密码查询可遍历特定类型的所有节点以及与组相关的节点

Question

Can someone help a neo4j newbie (this is my 2nd day!) solve the following problem?

I have a database and I have all players (P) that have played a game session (S) and the scores they achieved. There are numerous Ss, let's call them S1, S2, S3 ... etc. There are numerous Ps, P1, P2, P3 ... etc.

Each session has players, eg

(P)-[:PLAYED]->(S)

Each session has a variable number of players, from 2 to 10.

What I want to do, is access every SESSION, get every player for that session and then rank them according to score. The players need to be first sorted by score and then ranked, with each player with a higher score than the preceding player having a BEAT relationship. Normally, I would use a FOREACH loop, but I can't figure out how to do the same with Cypher.

For example, S1 has players P1, P3, and P5. If P3 got 100, P1 got 70, and P5 30, I would like to create the following relationships:

(P3)-[:BEAT]->(P1)-[:BEAT]->(P5)

I need to do this for every session. What would be the best way to approach this problem?

Regards,

Answer 1

Assuming that score is stored on the :PLAYED relationship, this should work:

// Find all players who have played in a session
MATCH (p:Player)-[r:PLAYED]->(s:Session)           
// for each Session, order the players by their score for that session
WITH s, p ORDER BY r.score DESC       
// for each session, group the players (now ordered by their scores)
WITH s, COLLECT(p) AS players   
// iterate over the sequence 0..number_of_players_in_this_session-2
UNWIND range(0,size(players)-2) AS i      
// grab pairs of players, starting from the highest scoring
WITH players[i] AS l1, players[i+1] AS l2      
// create :BEAT relationship
CREATE (l1)-[:BEAT]->(l2)

There is a simple Neo4j console example here

Of course there is a data modeling problem here, you are not associating the :BEAT relationships with a particular session.

Answer 2

Just to add a shortcut approach to save a few lines of Cypher, you can install APOC Procedures and use apoc.nodes.link() to quickly create your relationship chain.

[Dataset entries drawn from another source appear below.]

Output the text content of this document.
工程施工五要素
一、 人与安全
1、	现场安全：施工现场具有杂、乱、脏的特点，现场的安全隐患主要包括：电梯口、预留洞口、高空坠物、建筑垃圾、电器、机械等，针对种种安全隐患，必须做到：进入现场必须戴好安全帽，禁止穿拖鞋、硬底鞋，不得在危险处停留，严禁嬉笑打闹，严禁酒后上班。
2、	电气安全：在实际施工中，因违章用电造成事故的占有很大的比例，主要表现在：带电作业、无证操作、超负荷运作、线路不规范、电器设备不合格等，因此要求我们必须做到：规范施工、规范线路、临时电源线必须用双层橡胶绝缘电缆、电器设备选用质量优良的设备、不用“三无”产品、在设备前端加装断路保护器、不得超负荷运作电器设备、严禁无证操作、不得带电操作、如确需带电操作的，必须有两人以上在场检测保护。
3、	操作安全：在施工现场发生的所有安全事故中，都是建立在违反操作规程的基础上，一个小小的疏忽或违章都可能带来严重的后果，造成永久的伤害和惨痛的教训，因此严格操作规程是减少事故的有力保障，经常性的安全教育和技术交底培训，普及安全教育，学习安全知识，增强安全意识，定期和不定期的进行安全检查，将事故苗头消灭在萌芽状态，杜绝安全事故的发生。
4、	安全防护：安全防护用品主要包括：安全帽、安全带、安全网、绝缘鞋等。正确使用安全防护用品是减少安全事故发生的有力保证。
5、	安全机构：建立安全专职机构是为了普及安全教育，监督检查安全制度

Using William Lyon's query as a base:

// Find all players who have played in a session
MATCH (p:Player)-[r:PLAYED]->(s:Session)           
// for each Session, order the players by their score for that session
WITH s, p ORDER BY r.score DESC       
// for each session, group the players (now ordered by their scores)
WITH s, COLLECT(p) AS players  
CALL apoc.nodes.link(players, 'BEAT')
// can't end a query with CALL, so just do a dummy return of some kind
RETURN DISTINCT true

Answer 3

If anyone finds this post useful, I would like to add, to process a large result set (to avoid running out of memory), try this:

// Find all players who have played in a session
MATCH (p:Player)-[r:PLAYED]->(s:Session)           
// for each Session, order the players by their score for that session
WITH s, p ORDER BY r.score DESC
//Paginate/batch process results to avoid exhausting memory
SKIP 500000*n
LIMIT 500000          
// for each session, group the players (now ordered by their scores)
WITH s, COLLECT(p) AS players  
CALL apoc.nodes.link(players, 'BEAT')
// can't end a query with CALL, so just do a dummy return of some kind
RETURN DISTINCT true

ie the lines

SKIP 500000*n
LIMIT 500000  

Were added. Set n = 0, and keep increasing until no more records are updated.

Thank you to everyone who contributed to this thread.